Contemporary Art Exhibition Faces Death
To promote openness about death, the Norwegian Cancer Society opens a portrait exhibition of dying and dead people
The exhibition “Life before Death” is a collaborative project between the Norwegian Cancer Society and the Norwegian Museum of Science and Technology in Oslo. It portrays 26 people who know they are dying. Photographer Walter Scheler and journalist Beate Lakotta are artists who have followed and photographed people who are terminally ill through their last weeks and days. All were photographed shortly before and immediately after their death.
“These are beautiful portraits that awaken very powerful emotions. With this exhibition, we want to contribute to promote openness around death. We experience that many people contact us and want to talk about death. This may be the consequence of the artificial distance that now exists between life and death nowadays. Death was a more natural part of life,” says Secretary General Anne Lise Ryel of the Norwegian Cancer Society.
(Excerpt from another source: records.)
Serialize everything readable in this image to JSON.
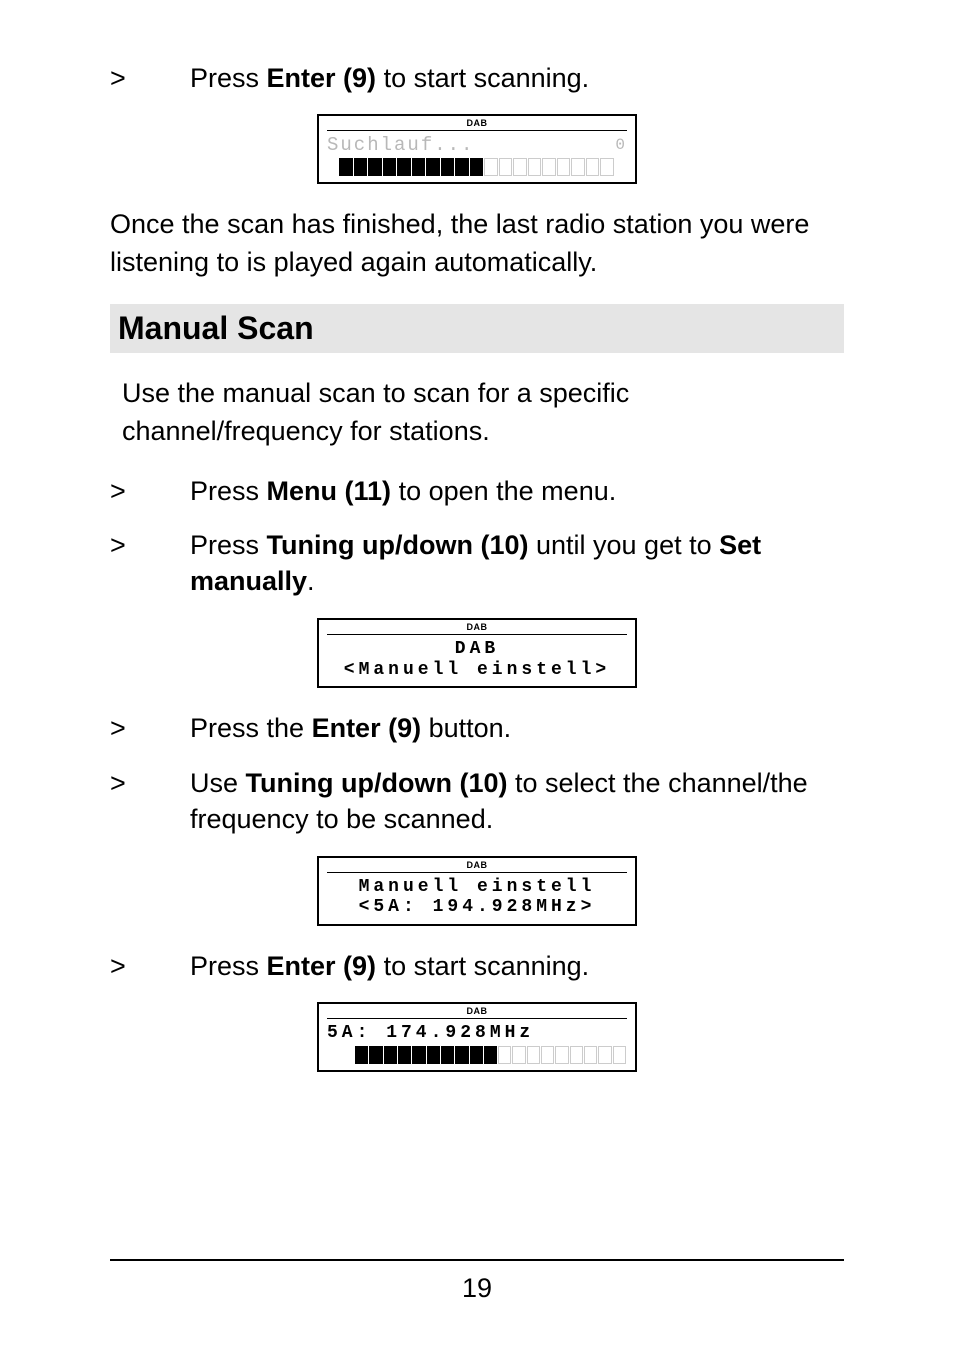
{
  "r1_chev": ">",
  "r1_a": "Press ",
  "r1_b": "Enter (9)",
  "r1_c": " to start scanning.",
  "lcd1_dab": "DAB",
  "lcd1_text": "Suchlauf...",
  "lcd1_zero": "0",
  "para1": "Once the scan has finished, the last radio station you were listening to is played again automatically.",
  "heading": "Manual Scan",
  "para2": "Use the manual scan to scan for a specific channel/frequency for stations.",
  "r2_chev": ">",
  "r2_a": "Press ",
  "r2_b": "Menu (11)",
  "r2_c": " to open the menu.",
  "r3_chev": ">",
  "r3_a": "Press ",
  "r3_b": "Tuning up/down (10)",
  "r3_c": " until you get to ",
  "r3_d": "Set manually",
  "r3_e": ".",
  "lcd2_dab": "DAB",
  "lcd2_l1": "DAB",
  "lcd2_l2": "<Manuell einstell>",
  "r4_chev": ">",
  "r4_a": "Press the ",
  "r4_b": "Enter (9)",
  "r4_c": " button.",
  "r5_chev": ">",
  "r5_a": "Use ",
  "r5_b": "Tuning up/down (10)",
  "r5_c": " to select the channel/the frequency to be scanned.",
  "lcd3_dab": "DAB",
  "lcd3_l1": "Manuell einstell",
  "lcd3_l2": "<5A: 194.928MHz>",
  "r6_chev": ">",
  "r6_a": "Press ",
  "r6_b": "Enter (9)",
  "r6_c": " to start scanning.",
  "lcd4_dab": "DAB",
  "lcd4_l1": "5A: 174.928MHz",
  "page": "19"
}
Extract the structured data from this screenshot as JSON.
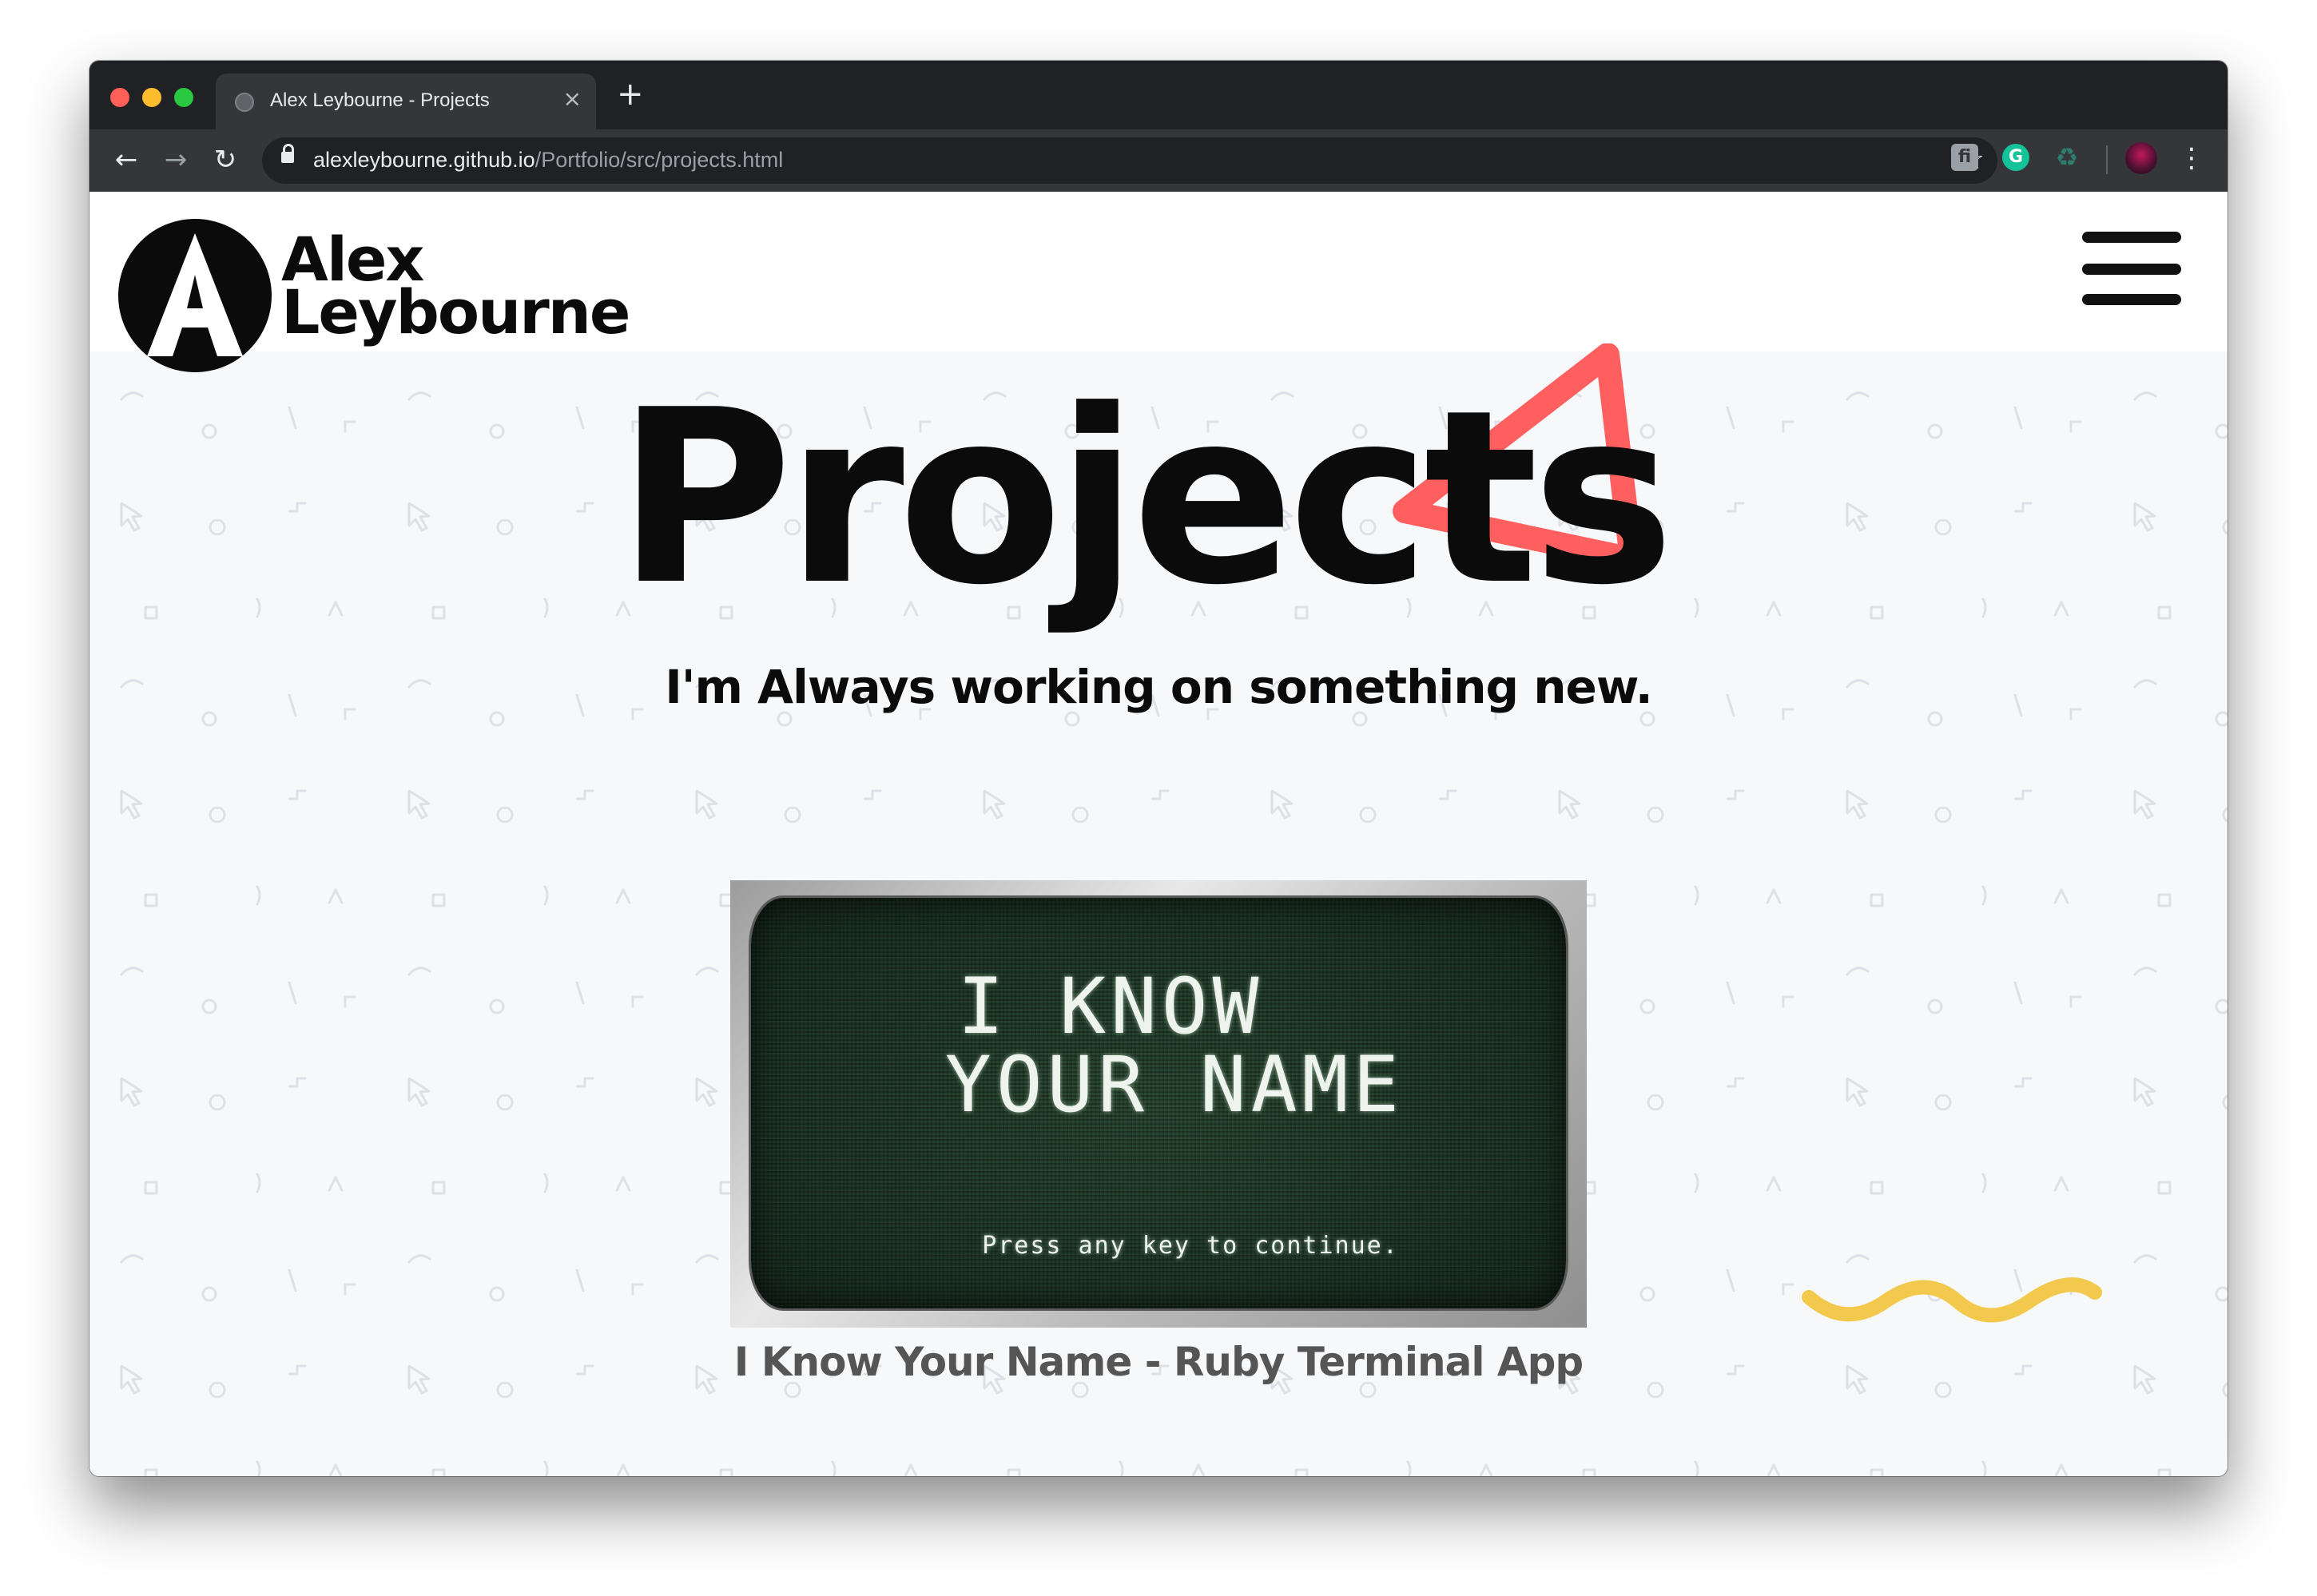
{
  "browser": {
    "tab_title": "Alex Leybourne - Projects",
    "close_glyph": "×",
    "new_tab_glyph": "+",
    "back_glyph": "←",
    "forward_glyph": "→",
    "reload_glyph": "↻",
    "url_host": "alexleybourne.github.io",
    "url_path": "/Portfolio/src/projects.html",
    "bookmark_glyph": "☆",
    "menu_glyph": "⋮",
    "extension_1_glyph": "fi",
    "extension_2_glyph": "G",
    "extension_3_glyph": "♻",
    "icons": [
      "globe-icon",
      "close-icon",
      "plus-icon",
      "back-arrow-icon",
      "forward-arrow-icon",
      "reload-icon",
      "lock-icon",
      "star-icon",
      "extension-icon",
      "grammarly-icon",
      "recycle-icon",
      "avatar",
      "more-vert-icon"
    ]
  },
  "site": {
    "logo_line1": "Alex",
    "logo_line2": "Leybourne",
    "page_title": "Projects",
    "tagline": "I'm Always working on something new.",
    "accent_triangle_color": "#ff5f5f",
    "squiggle_color": "#f2c94c"
  },
  "projects": [
    {
      "image_title_line1": "I KNOW",
      "image_title_line2": "YOUR NAME",
      "image_prompt": "Press any key to continue.",
      "caption": "I Know Your Name - Ruby Terminal App"
    }
  ]
}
She points out that death has increasingly become professionalised these last 70 to 80 years. From the hospital to the funeral parlor, everything is taken care of for us.
“Many people go through life without seeing a single dead body, and therefore may have difficulty visualizing death. Many relatives say it is difficult to talk about death because they are afraid the words may come out wrong, and the dying is perhaps afraid to burden others with their thoughts. Our hope is that this exhibition helps start a serious conversation about life and death,” says Ryel.
The Norwegian Cancer Society has long focused on advocating for more openness to break the taboos about death. This past year, the Norwegian Cancer Society has organized many public events with death as a thematic focus. Thousands of people participated in the conferences and the event in Oslo turned out to be the most-attended open meeting ever.
“I think that these meetings have touched people and that we have opened a closed door. We will contribute to open this door even wider,” says Ryel.
The exhibition at the Norwegian Museum of Science and Technology is open until September 1, 2014. The 26 people portrayed in the exhibition spent their last days in hospices. All those who come to such places realize that their lives are drawing to a close. Yet hardly anyone is devoid of hope. This is depicted in the captions Lakotta wrote. Many hoped for a few more days and that a dignified death awaited them.